June marked the strongest gain yet in a seven-month streak of elevated order activity. FTR called it the second-largest June net order total since it began tracking the market, running about 68% above the 10-year June average — remarkable for a month that typically sits in the slow season for orders.
A Cycle With Staying Power
The month extends what has become an unmistakable trend. Year-to-date Class 8 orders are up roughly 125% versus 2025, cumulative intake for the current order season (September 2025 through June 2026) is running about 36% ahead of the prior season, and the 12-month rolling total now stands at 334,160 units.
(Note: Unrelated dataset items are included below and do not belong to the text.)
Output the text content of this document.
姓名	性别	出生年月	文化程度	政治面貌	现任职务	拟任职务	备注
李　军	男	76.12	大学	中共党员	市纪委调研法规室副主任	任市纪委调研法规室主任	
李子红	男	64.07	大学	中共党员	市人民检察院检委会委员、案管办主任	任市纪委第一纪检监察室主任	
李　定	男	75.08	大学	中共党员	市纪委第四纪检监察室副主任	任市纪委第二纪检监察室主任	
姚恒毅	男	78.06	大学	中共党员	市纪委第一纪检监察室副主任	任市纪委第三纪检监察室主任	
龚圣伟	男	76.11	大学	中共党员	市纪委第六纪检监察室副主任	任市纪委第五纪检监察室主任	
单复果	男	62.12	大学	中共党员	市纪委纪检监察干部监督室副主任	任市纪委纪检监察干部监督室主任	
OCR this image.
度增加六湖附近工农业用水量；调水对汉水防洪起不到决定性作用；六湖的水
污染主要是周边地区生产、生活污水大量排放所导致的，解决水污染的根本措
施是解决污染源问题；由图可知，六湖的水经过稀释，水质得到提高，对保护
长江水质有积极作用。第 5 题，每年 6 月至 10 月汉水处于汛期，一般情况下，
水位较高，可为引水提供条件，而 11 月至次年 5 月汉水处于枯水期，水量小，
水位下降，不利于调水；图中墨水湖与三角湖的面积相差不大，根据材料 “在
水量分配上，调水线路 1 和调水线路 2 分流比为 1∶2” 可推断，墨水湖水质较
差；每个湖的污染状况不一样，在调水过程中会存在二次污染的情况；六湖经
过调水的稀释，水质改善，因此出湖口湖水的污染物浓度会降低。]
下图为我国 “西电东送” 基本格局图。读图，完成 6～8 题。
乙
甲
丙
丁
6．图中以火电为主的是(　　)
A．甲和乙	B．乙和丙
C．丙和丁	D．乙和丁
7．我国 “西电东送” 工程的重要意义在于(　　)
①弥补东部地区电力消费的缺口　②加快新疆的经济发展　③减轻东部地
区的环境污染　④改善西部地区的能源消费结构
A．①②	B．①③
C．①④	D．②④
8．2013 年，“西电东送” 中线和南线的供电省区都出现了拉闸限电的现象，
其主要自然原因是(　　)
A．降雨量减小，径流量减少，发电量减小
"June orders confirm that the Class 8 cycle remains constructive, as monthly intake continues to surprise to the upside." — Dan Moyer, Senior Analyst, FTR Transportation Intelligence
ACT Research's Carter Vieth attributed the strength to "the ongoing, supply-led and demand-supported recovery" — improving freight rates giving carriers the means to buy, while tightening capacity gives them the reason. Record spot rates, healthier carrier finances, and a calmer tariff environment than 2025 are all feeding demand.
The Build-Slot Squeeze
The most important development for fleets planning purchases isn't the order count itself — it's what the surge is doing to availability. Demand is now outpacing available 2026 production capacity, pushing OEMs into a capacity-allocation phase. Orders placed today are increasingly landing in first-half 2027 delivery slots rather than 2026 ones.
Layered on top is the EPA's 2027 emissions regime, which drops the NOx limit to 0.035 grams per brake horsepower-hour and is expected to add meaningful cost to new trucks. That combination — filling build slots plus a looming price step-up — is keeping pre-buy pressure firmly on current-generation equipment.
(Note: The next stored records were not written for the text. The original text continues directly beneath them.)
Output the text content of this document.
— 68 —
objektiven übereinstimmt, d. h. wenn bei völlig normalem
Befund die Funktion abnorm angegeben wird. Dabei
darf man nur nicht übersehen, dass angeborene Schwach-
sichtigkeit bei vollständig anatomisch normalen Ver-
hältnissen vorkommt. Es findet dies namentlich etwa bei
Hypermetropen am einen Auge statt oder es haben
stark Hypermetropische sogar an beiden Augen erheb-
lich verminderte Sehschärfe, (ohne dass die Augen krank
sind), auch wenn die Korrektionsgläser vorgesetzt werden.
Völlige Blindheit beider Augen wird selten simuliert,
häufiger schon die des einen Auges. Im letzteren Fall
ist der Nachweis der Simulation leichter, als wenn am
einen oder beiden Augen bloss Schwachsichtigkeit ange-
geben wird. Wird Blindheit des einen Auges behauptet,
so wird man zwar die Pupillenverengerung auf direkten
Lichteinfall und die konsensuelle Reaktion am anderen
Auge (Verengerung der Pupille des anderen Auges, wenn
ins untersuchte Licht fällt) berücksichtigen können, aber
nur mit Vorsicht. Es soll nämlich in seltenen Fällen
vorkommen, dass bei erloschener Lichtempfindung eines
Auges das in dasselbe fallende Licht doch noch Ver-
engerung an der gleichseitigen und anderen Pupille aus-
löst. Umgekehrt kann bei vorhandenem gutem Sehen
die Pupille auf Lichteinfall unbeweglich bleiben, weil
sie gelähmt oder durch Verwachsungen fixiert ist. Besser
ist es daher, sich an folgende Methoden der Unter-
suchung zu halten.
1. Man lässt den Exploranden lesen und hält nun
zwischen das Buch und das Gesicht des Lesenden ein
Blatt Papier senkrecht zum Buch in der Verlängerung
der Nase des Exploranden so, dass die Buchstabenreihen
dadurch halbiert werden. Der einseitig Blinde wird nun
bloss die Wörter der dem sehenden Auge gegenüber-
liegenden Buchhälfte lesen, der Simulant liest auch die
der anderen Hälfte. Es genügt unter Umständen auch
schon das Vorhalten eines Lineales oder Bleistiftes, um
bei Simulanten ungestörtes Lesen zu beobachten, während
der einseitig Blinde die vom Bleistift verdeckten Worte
What This Means for Fleet Owners
The window to secure pre-2027 equipment at current pricing is narrowing in real time:
- Lead times are extending. With 2026 slots nearly spoken for, fleets that wait risk taking delivery well into 2027 — after the freight upcycle has been running for a year or more.
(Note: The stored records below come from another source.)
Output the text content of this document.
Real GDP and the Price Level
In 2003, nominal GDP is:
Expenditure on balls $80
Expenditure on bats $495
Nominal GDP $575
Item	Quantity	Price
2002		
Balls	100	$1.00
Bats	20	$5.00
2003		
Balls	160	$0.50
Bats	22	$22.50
- Pre-buy economics still favor acting now. Ordering current-generation trucks locks in pricing ahead of the EPA 2027 cost increases.
- The used market benefits too. As new-truck availability tightens, well-maintained used equipment becomes an increasingly attractive — and increasingly competitive — alternative for fleets that need capacity sooner.
- Financing arranged early beats financing arranged late. Carriers with credit and financing lined up can commit the moment the right truck — new or used — becomes available, rather than losing the unit while paperwork catches up.
Seven straight months of strong orders say the industry believes in this cycle. For fleets still on the sidelines, the calculus is straightforward: equipment ordered today earns record rates sooner, costs less than its 2027 successor, and gets ahead of a delivery queue that grows longer every month.